The symptoms you predict the US real estate market to have can already be inspected here. Enter 1st Sep, the real estate prices rose by 10-15% for nothing... the flats that have been not renovated for 20 years all of a sudden rose by millions of HUF. This artificial state of the market does not care whether you are indeed a first-home buyer or not because parents can buy homes on behalf of their children... or on behalf of any close relatives!

So your market prediction can already be felt here - albeit we are a small country and we are way behind any big economies. But guess what... after the first two months, the number of sold real estates started dropping sharply as prices are historically high and no home owners want to sell at a lower price than the maximum amount where this 3% mortgage can be applied (of course, experts say that the months of Dec-Jan are always the weakest). Meanwhile, the buyers don't have money on their hands and they also fear that valuators would value the chosen flat or home much less than what they bargained for so they would need more money from the bank.

I'll be curious how this turns out in a much more stable economy than ours. The symptoms over here however are not looking good. The wealthy can find a couple of great deals here and there but those in need get left behind once again.

T-Trades.'s avatar

I still at times consider going into property, short term air BnB let, mainly because of the cheap debt on offer and for diversification away from the stock market, but it's pretty much impossible to compete with the S&P 500 over the past 5 years.
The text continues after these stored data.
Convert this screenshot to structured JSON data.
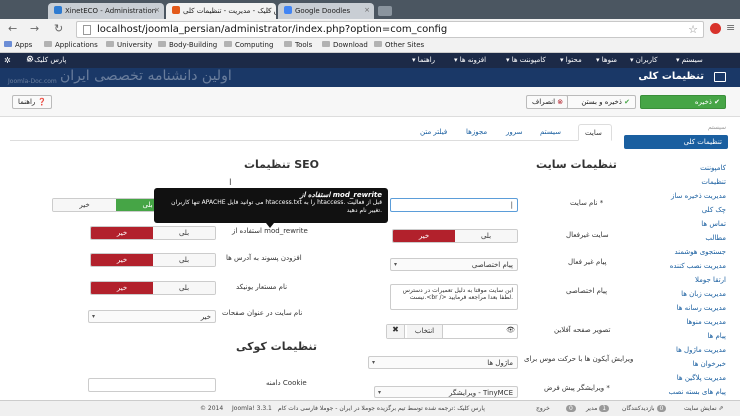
{
  "browser": {
    "tabs": [
      {
        "label": "XinetECO - Administration"
      },
      {
        "label": "پارس کلیک - مدیریت - تنظیمات کلی"
      },
      {
        "label": "Google Doodles"
      }
    ],
    "url": "localhost/joomla_persian/administrator/index.php?option=com_config",
    "url_prefix": "",
    "bookmarks": [
      "Apps",
      "Applications",
      "University",
      "Body-Building",
      "Computing",
      "Tools",
      "Download",
      "Other Sites"
    ]
  },
  "joomla": {
    "menu": [
      "سیستم",
      "کاربران",
      "منوها",
      "محتوا",
      "کامپوننت ها",
      "افزونه ها",
      "راهنما"
    ],
    "site_link": "پارس کلیک",
    "page_title": "تنظیمات کلی",
    "watermark": "اولین دانشنامه تخصصی ایران",
    "watermark_small": "Joomla-Doc.com"
  },
  "toolbar": {
    "save": "ذخیره",
    "save_close": "ذخیره و بستن",
    "cancel": "انصراف",
    "help": "راهنما"
  },
  "sidebar": {
    "heading": "سیستم",
    "active": "تنظیمات کلی",
    "section2": "کامپوننت",
    "items": [
      "تنظیمات",
      "مدیریت ذخیره ساز",
      "چک کلی",
      "تماس ها",
      "مطالب",
      "جستجوی هوشمند",
      "مدیریت نصب کننده",
      "ارتقا جوملا",
      "مدیریت زبان ها",
      "مدیریت رسانه ها",
      "مدیریت منوها",
      "پیام ها",
      "مدیریت ماژول ها",
      "خبرخوان ها",
      "مدیریت پلاگین ها",
      "پیام های بسته نصب"
    ]
  },
  "tabs": [
    "سایت",
    "سیستم",
    "سرور",
    "مجوزها",
    "فیلتر متن"
  ],
  "site_settings": {
    "heading": "تنظیمات سایت",
    "site_name_label": "نام سایت *",
    "site_name_value": "|",
    "offline_label": "سایت غیرفعال",
    "offline_yes": "بلی",
    "offline_no": "خیر",
    "offline_msg_label": "پیام غیر فعال",
    "offline_msg_value": "پیام اختصاصی",
    "custom_msg_label": "پیام اختصاصی",
    "custom_msg_value": "این سایت موقتا به دلیل تعمیرات در دسترس نیست.<br /> لطفا بعدا مراجعه فرمایید.",
    "offline_image_label": "تصویر صفحه آفلاین",
    "offline_image_select": "انتخاب",
    "mouseover_label": "ویرایش آیکون ها با حرکت موس برای",
    "mouseover_value": "ماژول ها",
    "editor_label": "ویرایشگر پیش فرض *",
    "editor_value": "ویرایشگر - TinyMCE"
  },
  "seo_settings": {
    "heading": "تنظیمات SEO",
    "sef_yes": "بلی",
    "sef_no": "خیر",
    "rewrite_label": "استفاده از mod_rewrite",
    "rewrite_yes": "بلی",
    "rewrite_no": "خیر",
    "suffix_label": "افزودن پسوند به آدرس ها",
    "suffix_yes": "بلی",
    "suffix_no": "خیر",
    "unicode_label": "نام مستعار یونیکد",
    "unicode_yes": "بلی",
    "unicode_no": "خیر",
    "sitename_title_label": "نام سایت در عنوان صفحات",
    "sitename_title_value": "خیر"
  },
  "tooltip": {
    "title": "استفاده از mod_rewrite",
    "body": "تنها کاربران APACHE می توانید فایل htaccess.txt را به htaccess. قبل از فعالیت تغییر نام دهید."
  },
  "cookie": {
    "heading": "تنظیمات کوکی",
    "domain_label": "دامنه Cookie"
  },
  "statusbar": {
    "view_site": "نمایش سایت",
    "visitors_label": "بازدیدکنندگان",
    "visitors_count": "0",
    "admin_label": "مدیر",
    "admin_count": "1",
    "messages_count": "0",
    "logout": "خروج",
    "footer": "پارس کلیک :ترجمه شده توسط تیم برگزیده جوملا در ایران - جوملا فارسی دات کام",
    "version": "Joomla! 3.3.1",
    "copyright": "© 2014"
  }
}
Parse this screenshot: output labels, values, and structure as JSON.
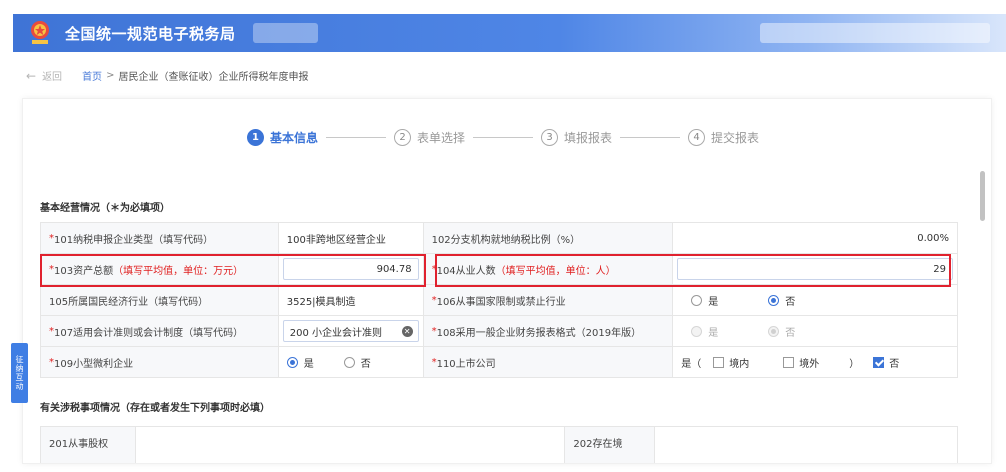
{
  "header": {
    "title": "全国统一规范电子税务局"
  },
  "breadcrumb": {
    "back_label": "返回",
    "home": "首页",
    "separator": ">",
    "current": "居民企业（查账征收）企业所得税年度申报"
  },
  "steps": [
    {
      "num": "1",
      "label": "基本信息"
    },
    {
      "num": "2",
      "label": "表单选择"
    },
    {
      "num": "3",
      "label": "填报报表"
    },
    {
      "num": "4",
      "label": "提交报表"
    }
  ],
  "section1": {
    "title": "基本经营情况（＊为必填项）"
  },
  "rows": [
    {
      "l1": "101纳税申报企业类型（填写代码）",
      "v1": "100非跨地区经营企业",
      "l2": "102分支机构就地纳税比例（%）",
      "v2": "0.00%"
    },
    {
      "l1": "103资产总额",
      "h1": "（填写平均值，单位：万元）",
      "v1": "904.78",
      "l2": "104从业人数",
      "h2": "（填写平均值，单位：人）",
      "v2": "29"
    },
    {
      "l1": "105所属国民经济行业（填写代码）",
      "v1": "3525|模具制造",
      "l2": "106从事国家限制或禁止行业",
      "opt_yes": "是",
      "opt_no": "否"
    },
    {
      "l1": "107适用会计准则或会计制度（填写代码）",
      "v1": "200 小企业会计准则",
      "l2": "108采用一般企业财务报表格式（2019年版）",
      "opt_yes": "是",
      "opt_no": "否"
    },
    {
      "l1": "109小型微利企业",
      "opt_yes": "是",
      "opt_no": "否",
      "l2": "110上市公司",
      "prefix": "是（",
      "chk1": "境内",
      "chk2": "境外",
      "suffix": "）",
      "chk3": "否"
    }
  ],
  "required_mark": "*",
  "section2": {
    "title": "有关涉税事项情况（存在或者发生下列事项时必填）"
  },
  "section2_rows": {
    "c1": "201从事股权",
    "c2": "202存在境"
  },
  "side_tab": {
    "label": "征纳互动"
  },
  "colors": {
    "primary": "#3b74d7",
    "highlight": "#e0212e",
    "required": "#e02020"
  }
}
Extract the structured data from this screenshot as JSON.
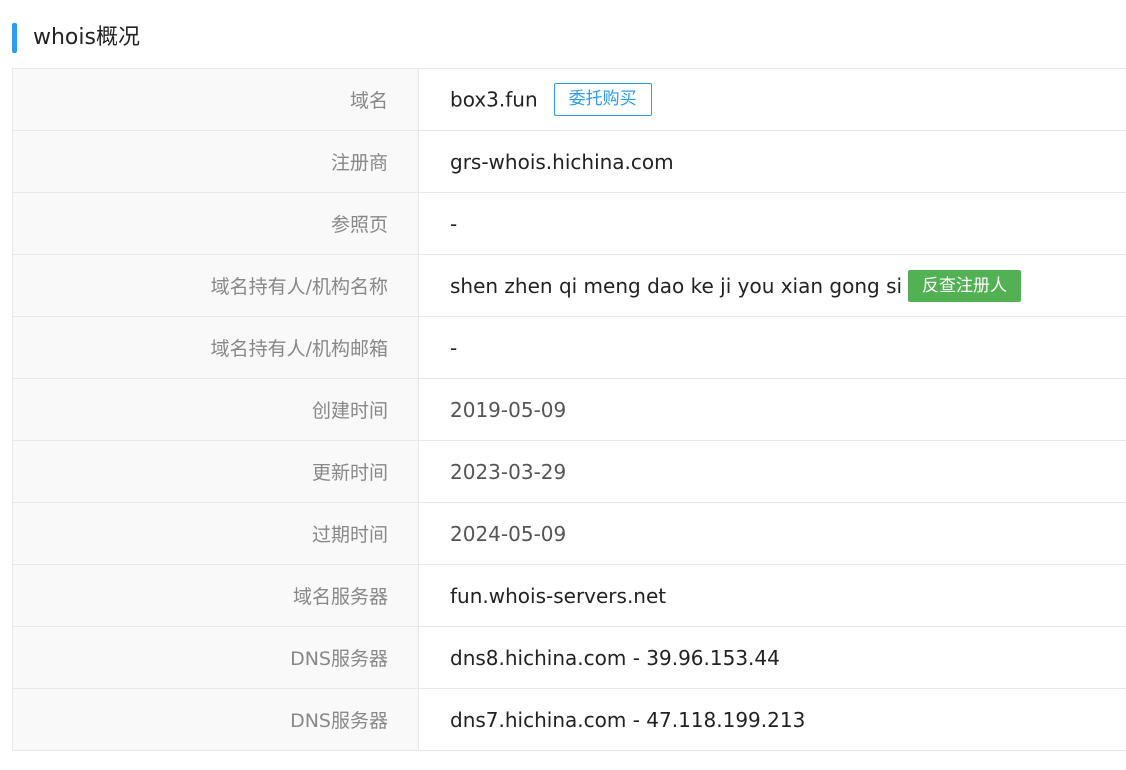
{
  "section": {
    "title": "whois概况",
    "accent_color": "#2d9cf0"
  },
  "rows": [
    {
      "label": "域名",
      "value": "box3.fun",
      "button": "委托购买"
    },
    {
      "label": "注册商",
      "value": "grs-whois.hichina.com"
    },
    {
      "label": "参照页",
      "value": "-"
    },
    {
      "label": "域名持有人/机构名称",
      "value": "shen zhen qi meng dao ke ji you xian gong si",
      "button": "反查注册人"
    },
    {
      "label": "域名持有人/机构邮箱",
      "value": "-"
    },
    {
      "label": "创建时间",
      "value": "2019-05-09"
    },
    {
      "label": "更新时间",
      "value": "2023-03-29"
    },
    {
      "label": "过期时间",
      "value": "2024-05-09"
    },
    {
      "label": "域名服务器",
      "value": "fun.whois-servers.net"
    },
    {
      "label": "DNS服务器",
      "value": "dns8.hichina.com - 39.96.153.44"
    },
    {
      "label": "DNS服务器",
      "value": "dns7.hichina.com - 47.118.199.213"
    }
  ],
  "colors": {
    "outline_button": "#2d9cf0",
    "green_button": "#52b153",
    "label_bg": "#f9f9f9"
  }
}
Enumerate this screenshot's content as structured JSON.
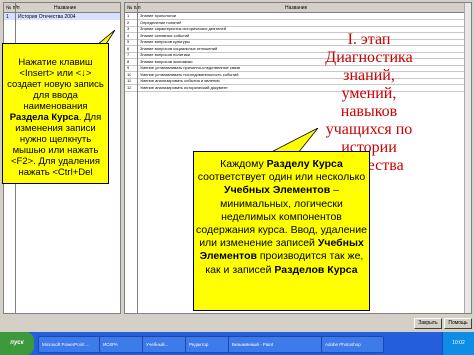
{
  "left_grid": {
    "headers": [
      "№ п/п",
      "Название"
    ],
    "rows": [
      {
        "num": "1",
        "name": "История Отечества 2004"
      }
    ]
  },
  "right_grid": {
    "headers": [
      "№ п/п",
      "Название"
    ],
    "rows": [
      {
        "num": "1",
        "name": "Знание хронологии"
      },
      {
        "num": "2",
        "name": "Определение понятий"
      },
      {
        "num": "3",
        "name": "Знание характеристик исторических деятелей"
      },
      {
        "num": "4",
        "name": "Знание основных событий"
      },
      {
        "num": "5",
        "name": "Знание вопросов культуры"
      },
      {
        "num": "6",
        "name": "Знание вопросов социальных отношений"
      },
      {
        "num": "7",
        "name": "Знание вопросов политики"
      },
      {
        "num": "8",
        "name": "Знание вопросов экономики"
      },
      {
        "num": "9",
        "name": "Умение устанавливать причинно-следственные связи"
      },
      {
        "num": "10",
        "name": "Умение устанавливать последовательность событий"
      },
      {
        "num": "11",
        "name": "Умение анализировать события и явления"
      },
      {
        "num": "12",
        "name": "Умение анализировать исторический документ"
      }
    ]
  },
  "red_title": "I. этап Диагностика знаний, умений, навыков учащихся по истории Отечества",
  "callout_left": {
    "line1": "Нажатие клавиш <Insert> или <",
    "arrow_glyph": "↓",
    "line2": "> создает новую запись для ввода наименования",
    "bold": "Раздела Курса",
    "line3": ". Для изменения записи нужно щелкнуть мышью или нажать <F2>. Для удаления нажать <Ctrl+Del"
  },
  "callout_big": {
    "t1": "Каждому ",
    "b1": "Разделу Курса",
    "t2": " соответствует один или несколько ",
    "b2": "Учебных Элементов",
    "t3": " – минимальных, логически неделимых компонентов содержания курса. Ввод, удаление или изменение записей ",
    "b3": "Учебных Элементов",
    "t4": " производится так же, как и записей ",
    "b4": "Разделов Курса"
  },
  "buttons": {
    "close": "Закрыть",
    "help": "Помощь"
  },
  "taskbar": {
    "start": "пуск",
    "tasks": [
      "Microsoft PowerPoint ...",
      "ИСКРА",
      "Учебный...",
      "Редактор",
      "Безымянный - Paint",
      "Adobe Photoshop"
    ],
    "clock": "10:02"
  }
}
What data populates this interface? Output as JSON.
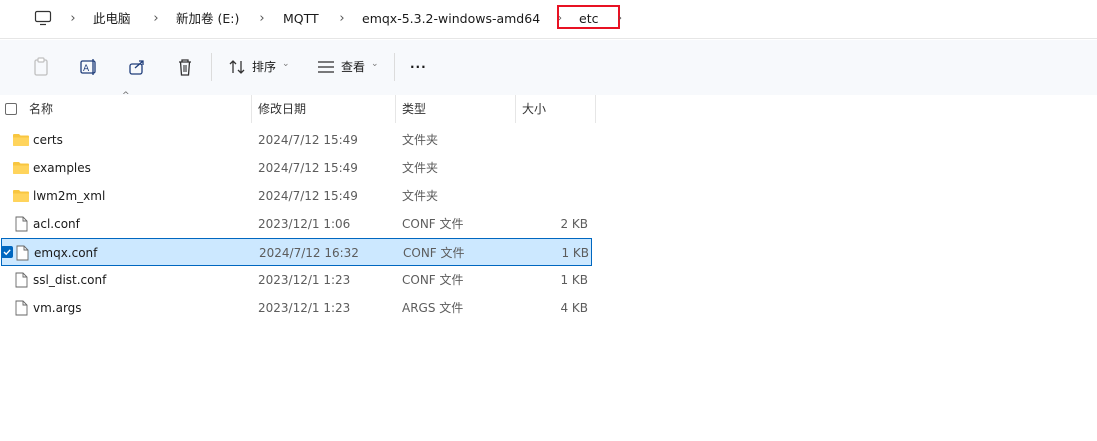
{
  "breadcrumb": {
    "items": [
      "此电脑",
      "新加卷 (E:)",
      "MQTT",
      "emqx-5.3.2-windows-amd64",
      "etc"
    ]
  },
  "toolbar": {
    "sort_label": "排序",
    "view_label": "查看",
    "more_label": "···"
  },
  "columns": {
    "name": "名称",
    "modified": "修改日期",
    "type": "类型",
    "size": "大小"
  },
  "files": [
    {
      "name": "certs",
      "modified": "2024/7/12 15:49",
      "type": "文件夹",
      "size": "",
      "icon": "folder-icon"
    },
    {
      "name": "examples",
      "modified": "2024/7/12 15:49",
      "type": "文件夹",
      "size": "",
      "icon": "folder-icon"
    },
    {
      "name": "lwm2m_xml",
      "modified": "2024/7/12 15:49",
      "type": "文件夹",
      "size": "",
      "icon": "folder-icon"
    },
    {
      "name": "acl.conf",
      "modified": "2023/12/1 1:06",
      "type": "CONF 文件",
      "size": "2 KB",
      "icon": "file-icon"
    },
    {
      "name": "emqx.conf",
      "modified": "2024/7/12 16:32",
      "type": "CONF 文件",
      "size": "1 KB",
      "icon": "file-icon",
      "selected": true
    },
    {
      "name": "ssl_dist.conf",
      "modified": "2023/12/1 1:23",
      "type": "CONF 文件",
      "size": "1 KB",
      "icon": "file-icon"
    },
    {
      "name": "vm.args",
      "modified": "2023/12/1 1:23",
      "type": "ARGS 文件",
      "size": "4 KB",
      "icon": "file-icon"
    }
  ],
  "colors": {
    "selection_bg": "#cce8ff",
    "selection_border": "#0067c0",
    "highlight_box": "#e81123",
    "folder": "#f8c640"
  }
}
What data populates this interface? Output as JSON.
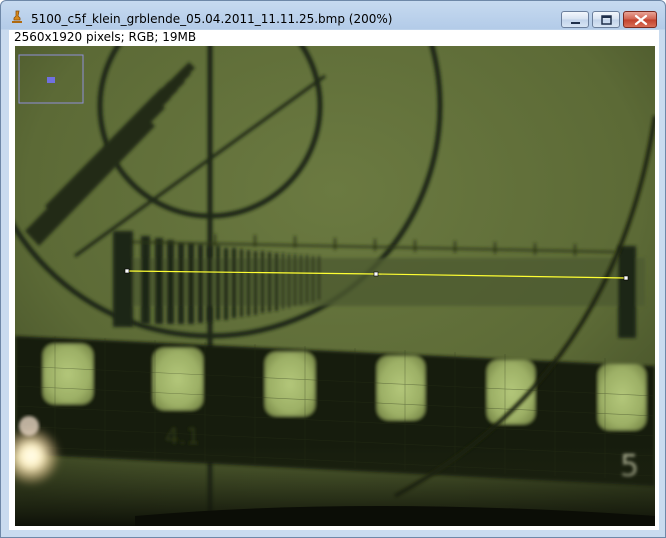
{
  "window": {
    "title": "5100_c5f_klein_grblende_05.04.2011_11.11.25.bmp (200%)",
    "app_icon": "microscope-icon",
    "buttons": {
      "minimize": "minimize-icon",
      "maximize": "maximize-icon",
      "close": "close-icon"
    }
  },
  "image_info": "2560x1920 pixels; RGB; 19MB",
  "image": {
    "scale_digits": [
      "4.1",
      "5"
    ],
    "line_selection_color": "#ffff33"
  },
  "colors": {
    "frame": "#c3d7ee",
    "close_button": "#c8412e",
    "navigator_outline": "#8f8fd8",
    "navigator_fill": "#7070e0"
  }
}
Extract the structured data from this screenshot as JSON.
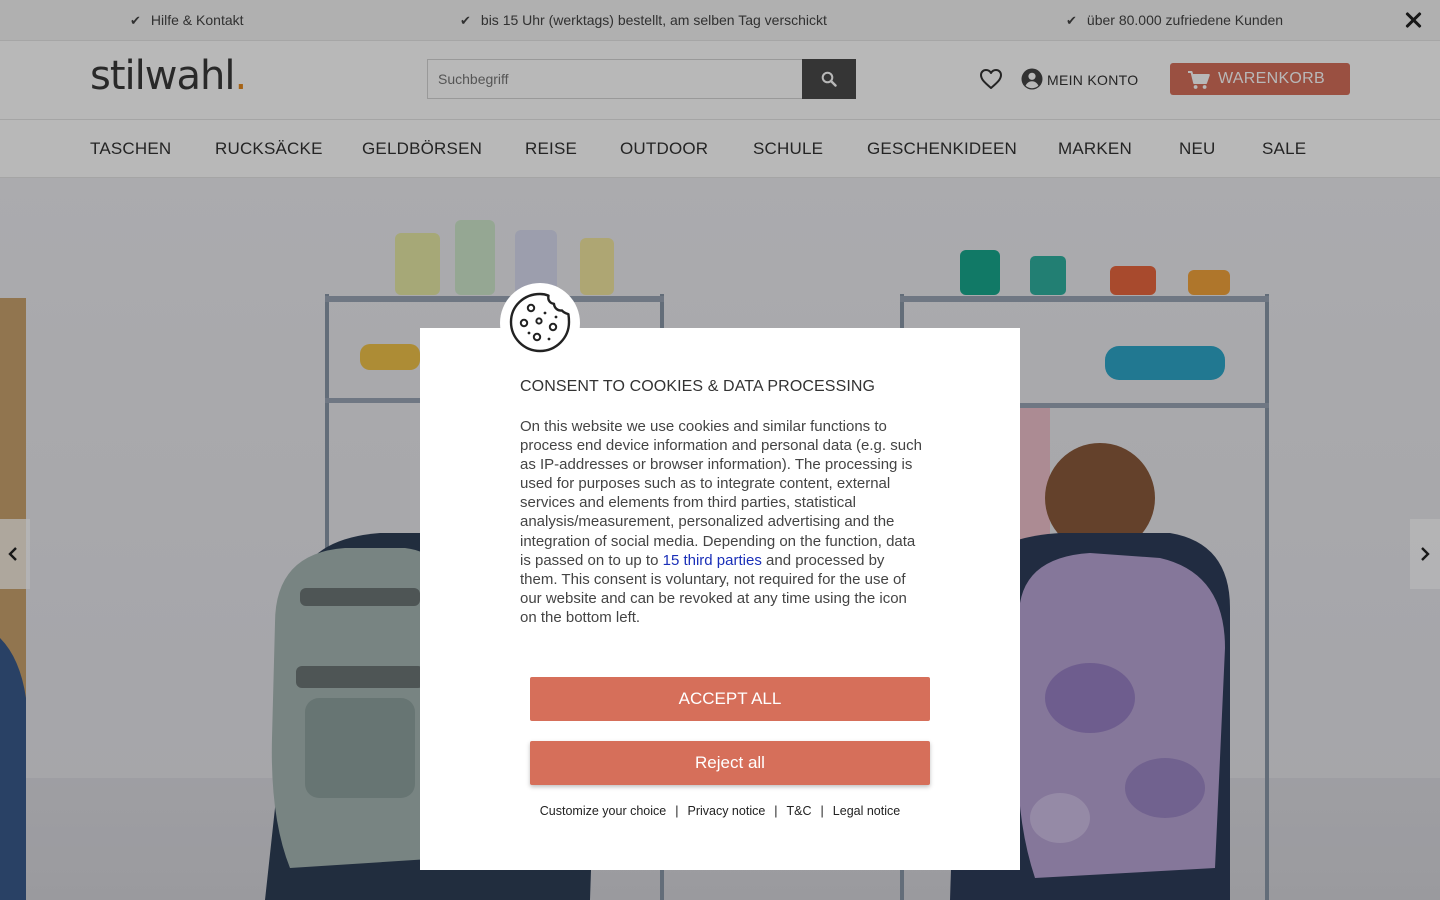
{
  "topbar": {
    "usps": [
      {
        "check": "✔",
        "text": "Hilfe & Kontakt"
      },
      {
        "check": "✔",
        "text": "bis 15 Uhr (werktags) bestellt, am selben Tag verschickt"
      },
      {
        "check": "✔",
        "text": "über 80.000 zufriedene Kunden"
      }
    ]
  },
  "header": {
    "logo_text": "stilwahl",
    "logo_dot": ".",
    "search_placeholder": "Suchbegriff",
    "account_label": "MEIN KONTO",
    "cart_label": "WARENKORB"
  },
  "nav": {
    "items": [
      "TASCHEN",
      "RUCKSÄCKE",
      "GELDBÖRSEN",
      "REISE",
      "OUTDOOR",
      "SCHULE",
      "GESCHENKIDEEN",
      "MARKEN",
      "NEU",
      "SALE"
    ]
  },
  "consent": {
    "title": "CONSENT TO COOKIES & DATA PROCESSING",
    "body_before_link": "On this website we use cookies and similar functions to process end device information and personal data (e.g. such as IP-addresses or browser information). The processing is used for purposes such as to integrate content, external services and elements from third parties, statistical analysis/measurement, personalized advertising and the integration of social media. Depending on the function, data is passed on to up to ",
    "body_link": "15 third parties",
    "body_after_link": " and processed by them. This consent is voluntary, not required for the use of our website and can be revoked at any time using the icon on the bottom left.",
    "accept_label": "ACCEPT ALL",
    "reject_label": "Reject all",
    "links": [
      "Customize your choice",
      "Privacy notice",
      "T&C",
      "Legal notice"
    ],
    "separator": "|"
  },
  "colors": {
    "accent": "#d66f5a",
    "logo_dot": "#e5891e",
    "link": "#1a2fb8"
  }
}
Stephen McAllister's avatar

Can you make the app available to download outside of the US? Would love to test it out in Ireland.

Larry Olson's avatar

I am now 3 years totally out of rel estate and am really missing the depreciation and other hidden benefits that I am not finding anywhere else except the one time shot in oil, and that arena has a lot of risk.

Cindy's avatar

If there are over 500,000 more sellers than buyers doesn’t that mean there’s excess inventory?

Graham Stephan's avatar

Yes and no... The 530k gap actually means we have a surplus of sellers relative to willing buyers. Inventory isn't 'low' in the way it was in 2021-22. But demand is collapsing because the price-to-income ratio is broken.

What matters more is the pace at which new inventory is added to the market, which is what the blue graph shows. We can't meet growing demand if this trend continues. Lowering rates temporarily might help clear some of this backlog, but it won't fix the median buyer being priced out.

Daniel J Byrd's avatar

I’ve been doing all these same calculations since interest rates jumped 2.5% summer 2025. It’s hard to sleep, it’s hard not to worry. I’ve cut personal spending and costs where I can, I’ve offloaded assets. I have one rental for sale.

After 2025 real estate taxes I feel broke, yet, I see all the money, as you say, trapped in these rentals and to get it out I’d have to refi at a loss (per month) or sell some. So selling them all is a repeating thought.

But then the realtors and the government together get too close to half.

Carlos's avatar

What are you relocating capital to?

Graham Stephan's avatar

Story for another day :) I'm still working it out.

Trey Taylor's avatar

Your rationale for selling at this stage is because real estate is about to get more expensive? I'm not sure I follow that logic. Even your ROE argument gets better if the pricing moves up. Honestly, it seems like you feel overexposed to the asset class and its aggravations and want a data point to jump off from and this feels like it for you.

When the Fed started jacking rates, I started selling and was able to get a hefty chunk out of the market while buyers could still afford to buy. Those assets have been frozen in value since that time, while I moved those funds into Private Credit to take advantage of the higher rates on short term money. If rates are coming down now (and they will when Powell gets replaced, but not as dramatically as predicted), I'll move back to another asset class, probably RE again because of the rate induced asset pricing increase.

Brent DeVore's avatar

You’re going to cash out and pay all those capital gain taxes?